Failing to teach prisoners to read is ‘huge missed opportunity’

Without the ability to read, released prisoners will find it harder to make a successful return to society.

The joint report on prison education, published today, highlights the barriers preventing prisoners from receiving the support they need to learn how to read or improve their reading skills. It finds the reading education on offer in many of the prisons visited by the inspectorates was minimal at best.

The inspectorates found that leaders’ focus was on enrolling prisoners on courses aimed at gaining qualifications, even though up to 50% of the prisoner population could not read well enough to take part. As a result, prisoners who need the most support with education are largely overlooked.

The report finds that, in most prisons, the curriculum is not focused on reading but on practising for exams. Prisoners are not encouraged to enjoy reading, to apply their reading skills across their life, or to read whole books. Many staff did not know how to teach reading. This lack of adequate reading education means that quality support has been left to voluntary organisations or enthusiastic staff members.

In addition, prisons do not have systems in place to identify prisoners’ reading needs or track their progress. In most of the prisons visited for the research, routine phonics screening assessments were not being used to identify the gaps in prisoners’ knowledge and skills, and information on prisoners’ learning was not routinely shared with other prisons.

Today’s report also notes the benefits of prison libraries and how they can encourage prisoners to read. Unfortunately, the use of libraries continues to be severely limited due to practical constraints, such as staff shortages and time clashes with prisoners’ working hours or other education sessions.

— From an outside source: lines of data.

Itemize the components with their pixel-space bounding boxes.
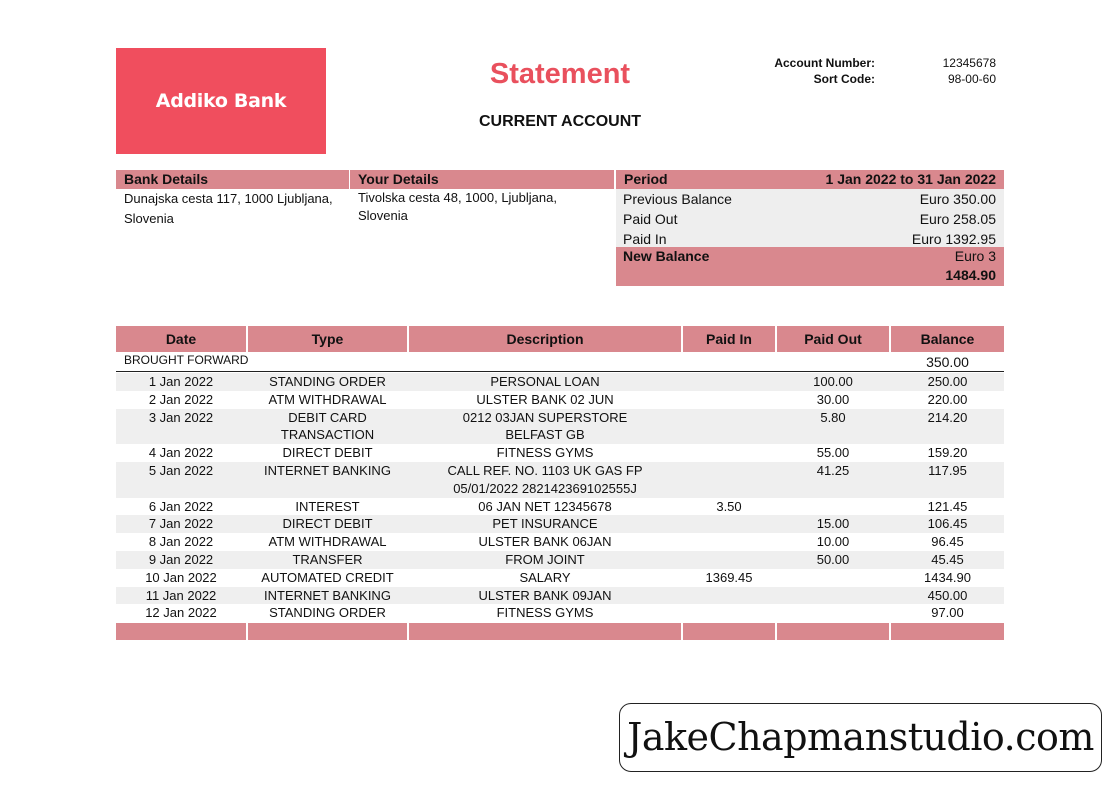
- your-details-line1: Tivolska cesta 48, 1000, Ljubljana,: [358, 190, 557, 205]
- account-type: CURRENT ACCOUNT: [478, 113, 642, 130]
- divider: [116, 371, 1004, 372]
- row-date: 10 Jan 2022: [145, 569, 217, 585]
- row-balance: 117.95: [928, 463, 967, 478]
- row-balance: 220.00: [927, 391, 968, 407]
- page-title: Statement: [489, 58, 631, 90]
- col-header-paid-out: Paid Out: [777, 326, 889, 352]
- summary-label: Paid In: [623, 231, 667, 247]
- table-footer-cell: [777, 623, 889, 640]
- row-paid-out: 5.80: [820, 409, 846, 425]
- table-footer-cell: [683, 623, 775, 640]
- row-paid-out: 100.00: [813, 374, 853, 389]
- summary-value: Euro 258.05: [919, 211, 996, 227]
- new-balance-label: New Balance: [623, 248, 710, 264]
- row-balance: 96.45: [931, 534, 964, 550]
- row-description: 05/01/2022 282142369102555J: [453, 480, 637, 496]
- sort-code-label: Sort Code:: [813, 72, 875, 86]
- row-balance: 159.20: [927, 445, 968, 461]
- row-date: 11 Jan 2022: [145, 587, 217, 603]
- brought-forward-label: BROUGHT FORWARD: [124, 353, 249, 367]
- row-description: PERSONAL LOAN: [490, 374, 600, 389]
- row-type: INTERNET BANKING: [264, 463, 391, 478]
- row-description: FITNESS GYMS: [496, 605, 594, 621]
- summary-label: Paid Out: [623, 211, 678, 227]
- summary-value: Euro 350.00: [919, 191, 996, 207]
- row-paid-out: 30.00: [816, 391, 850, 407]
- new-balance-box: [616, 247, 1004, 286]
- summary-value: Euro 1392.95: [911, 231, 996, 247]
- summary-row: [616, 229, 1004, 247]
- row-type: STANDING ORDER: [269, 374, 386, 389]
- period-value: 1 Jan 2022 to 31 Jan 2022: [825, 171, 996, 187]
- col-header-balance: Balance: [891, 326, 1004, 352]
- row-date: 7 Jan 2022: [148, 516, 214, 532]
- row-paid-in: 1369.45: [705, 569, 753, 585]
- row-type: ATM WITHDRAWAL: [268, 534, 387, 550]
- row-type: INTERNET BANKING: [264, 587, 391, 603]
- table-footer-cell: [409, 623, 681, 640]
- table-footer-cell: [116, 623, 246, 640]
- row-type: DEBIT CARD: [288, 409, 367, 425]
- table-footer-cell: [248, 623, 407, 640]
- row-paid-out: 55.00: [816, 445, 850, 461]
- row-description: ULSTER BANK 06JAN: [478, 534, 612, 550]
- row-date: 2 Jan 2022: [148, 391, 214, 407]
- row-balance: 214.20: [927, 409, 968, 425]
- bank-details-heading: Bank Details: [116, 170, 349, 189]
- row-description: BELFAST GB: [505, 427, 585, 443]
- row-balance: 106.45: [927, 516, 968, 532]
- row-balance: 250.00: [927, 374, 968, 389]
- account-number-value: 12345678: [942, 56, 996, 70]
- row-type: STANDING ORDER: [269, 605, 386, 621]
- brought-forward-balance: 350.00: [926, 354, 969, 370]
- sort-code-value: 98-00-60: [947, 72, 996, 86]
- your-details-line2: Slovenia: [358, 208, 408, 223]
- row-balance: 450.00: [927, 587, 968, 603]
- summary-row: [616, 189, 1004, 209]
- row-date: 5 Jan 2022: [148, 463, 214, 478]
- watermark: JakeChapmanstudio.com: [619, 703, 1102, 772]
- row-paid-in: 3.50: [716, 498, 742, 514]
- row-balance: 45.45: [931, 552, 964, 567]
- col-header-date: Date: [116, 326, 246, 352]
- summary-label: Previous Balance: [623, 191, 732, 207]
- account-number-label: Account Number:: [774, 56, 875, 70]
- bank-logo: [116, 48, 326, 154]
- row-description: 06 JAN NET 12345678: [478, 498, 612, 514]
- bank-details-line1: Dunajska cesta 117, 1000 Ljubljana,: [124, 191, 333, 206]
- summary-row: [616, 209, 1004, 229]
- row-balance: 97.00: [931, 605, 964, 621]
- row-type: ATM WITHDRAWAL: [268, 391, 387, 407]
- bank-logo-text: Addiko Bank: [155, 90, 287, 112]
- table-footer-cell: [891, 623, 1004, 640]
- row-date: 4 Jan 2022: [148, 445, 214, 461]
- row-balance: 1434.90: [924, 569, 971, 585]
- row-description: 0212 03JAN SUPERSTORE: [462, 409, 628, 425]
- row-date: 3 Jan 2022: [148, 409, 214, 425]
- row-description: SALARY: [519, 569, 571, 585]
- period-label: Period: [624, 171, 668, 187]
- col-header-description: Description: [409, 326, 681, 352]
- row-paid-out: 15.00: [816, 516, 850, 532]
- row-description: ULSTER BANK 09JAN: [478, 587, 612, 603]
- bank-details-line2: Slovenia: [124, 211, 174, 226]
- row-type: DIRECT DEBIT: [282, 445, 373, 461]
- row-description: FITNESS GYMS: [496, 445, 594, 461]
- row-date: 8 Jan 2022: [148, 534, 214, 550]
- row-type: DIRECT DEBIT: [282, 516, 373, 532]
- row-description: ULSTER BANK 02 JUN: [476, 391, 614, 407]
- row-date: 1 Jan 2022: [148, 374, 214, 389]
- row-date: 12 Jan 2022: [145, 605, 217, 621]
- period-heading: [616, 170, 1004, 189]
- row-paid-out: 10.00: [816, 534, 850, 550]
- row-type: TRANSFER: [292, 552, 363, 567]
- row-balance: 121.45: [927, 498, 968, 514]
- row-description: FROM JOINT: [505, 552, 585, 567]
- row-type: INTEREST: [295, 498, 360, 514]
- row-type: TRANSACTION: [280, 427, 375, 443]
- new-balance-value: 1484.90: [945, 267, 996, 283]
- row-description: PET INSURANCE: [492, 516, 598, 532]
- your-details-heading: Your Details: [350, 170, 614, 189]
- row-date: 6 Jan 2022: [148, 498, 214, 514]
- row-type: AUTOMATED CREDIT: [261, 569, 394, 585]
- new-balance-currency: Euro 3: [954, 248, 996, 264]
- row-description: CALL REF. NO. 1103 UK GAS FP: [447, 463, 643, 478]
- row-paid-out: 50.00: [816, 552, 850, 567]
- row-date: 9 Jan 2022: [148, 552, 214, 567]
- col-header-type: Type: [248, 326, 407, 352]
- row-paid-out: 41.25: [816, 463, 850, 478]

In light of the findings, Ofsted and HMI Prisons are calling for reading education to be offered as a distinct part of the prison education programme. Governors should lead an approach to get prisoners reading for “pleasure, purpose and rehabilitation”. This needs an ambitious strategy to improve prisoners’ reading skills, the use of prison libraries and better systems to assess, monitor and share information on prisoners’ reading ability and progress.

Ofsted Chief Inspector, Amanda Spielman said:

This research shines a light on the reading education that prisoners are getting, or in most cases, the lack of it. There are some serious systemic challenges, as well as plenty of poor practice. Little progress has been made in the priority of education since the Coates Review in 2016. I want Ofsted, with the prison service and wider government leaders, to be part of the solution to this enormous and enduring problem.

HMI Prisons Chief Inspector, Charlie Taylor said:

The failure to teach prisoners to read or to extend the literacy of poor readers is a huge missed opportunity. It means many prisoners do not get the benefits of reading while in prison. And it means that many will fail to learn the essential skills that will help them to resettle, get work and make a success of their lives when they are released.

Ofsted and HMIP have long been concerned about the standards of education in prisons and particularly by the number of prisoners who are unable to read. Last September, the inspectorates committed to carrying out a year-long review of prison education, which included this research into reading in prisons.

For today’s report, inspectors carried out 6 research visits to prisons and conducted deep dives into reading, which included observing English classes. Inspectors also interviewed leaders, teachers and prisoners engaged in education, visited the prison library and reviewed curriculum plans and assessment data.